Nothing Can Kill the A-10 Warthog (And We Meaning Nothing)

David Axe

Key point: Congress stopped the A-10's retirement, so it's been upgraded.

The U.S. Air Force has all but given up on retiring the A-10 Warthog close-air-support jet. Instead, the flying branch is upgrading the tough ground-attackers so they can fight and survive in high-intensity combat.

The Air Force had hoped to begin retiring its 281 A-10s starting in 2015. But Congress blocked the effort. Now the A-10 is safe even as the Air Force considers retiring other plane types.

“Acting Air Force Secretary Matt Donovan stoked speculation that the service will retire the A-10 after announcing that its FY21 budget request will include ‘controversial changes’ such as the divestment of legacy aircraft,” Valerie Insinna reported at Defense News.

From Defense News

But speaking at the conference later that day, Lt. Gen. Timothy Fay, deputy chief of staff for strategy, integration and requirements, confirmed that the A-10 is not one of the aircraft under consideration for divestment and will stay in service until the 2030s.

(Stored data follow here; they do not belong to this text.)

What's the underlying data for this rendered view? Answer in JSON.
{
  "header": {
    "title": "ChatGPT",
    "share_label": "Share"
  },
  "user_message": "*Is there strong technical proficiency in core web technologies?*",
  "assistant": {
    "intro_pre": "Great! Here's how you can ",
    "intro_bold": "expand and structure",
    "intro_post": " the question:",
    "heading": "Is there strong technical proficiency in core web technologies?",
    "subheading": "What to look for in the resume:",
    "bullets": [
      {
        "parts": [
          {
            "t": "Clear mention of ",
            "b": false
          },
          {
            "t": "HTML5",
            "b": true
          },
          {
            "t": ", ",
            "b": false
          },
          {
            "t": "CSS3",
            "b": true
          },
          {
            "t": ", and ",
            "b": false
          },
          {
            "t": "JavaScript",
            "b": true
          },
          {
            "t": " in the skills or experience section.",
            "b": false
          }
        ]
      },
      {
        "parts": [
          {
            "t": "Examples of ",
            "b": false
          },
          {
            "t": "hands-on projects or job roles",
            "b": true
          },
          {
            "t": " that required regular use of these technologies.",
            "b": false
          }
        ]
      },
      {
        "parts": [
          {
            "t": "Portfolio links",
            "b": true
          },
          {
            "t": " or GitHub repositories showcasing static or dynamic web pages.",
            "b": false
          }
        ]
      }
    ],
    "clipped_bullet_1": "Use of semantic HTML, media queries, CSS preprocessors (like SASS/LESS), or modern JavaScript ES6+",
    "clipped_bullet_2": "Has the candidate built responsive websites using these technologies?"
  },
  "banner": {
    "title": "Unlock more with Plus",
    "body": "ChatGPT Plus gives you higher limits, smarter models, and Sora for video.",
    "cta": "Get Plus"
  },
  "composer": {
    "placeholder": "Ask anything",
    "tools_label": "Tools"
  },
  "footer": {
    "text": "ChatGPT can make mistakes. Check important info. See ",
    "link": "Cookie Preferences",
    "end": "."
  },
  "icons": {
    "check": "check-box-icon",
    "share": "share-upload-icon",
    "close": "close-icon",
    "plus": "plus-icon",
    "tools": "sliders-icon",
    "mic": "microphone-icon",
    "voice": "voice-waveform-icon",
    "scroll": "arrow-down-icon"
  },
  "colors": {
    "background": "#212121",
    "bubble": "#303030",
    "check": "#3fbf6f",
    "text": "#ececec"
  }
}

“Short answer: No,” Fay said, when asked whether the Warthog is on the cutting block. "I will tell you, I wish the response had been that the Air Force is actually bold enough to get after the threats that we’re facing.”

The Air Force acquired the subsonic, twin-engine planes in the 1970s and 1980s in order to destroy Soviet tanks. The stubby Warthog with its powerful 30-millimeter cannon proved effective as a close-air-support aircraft in Iraq and Afghanistan.

Despite its popularity with ground troops, the Air Force wanted to retire the A-10 early in order to free up around $5 billion for other investments. Now that retirement is off the table, the service is moving ahead with a wide range of upgrades meant to keep the Warthog relevant into the 2030s.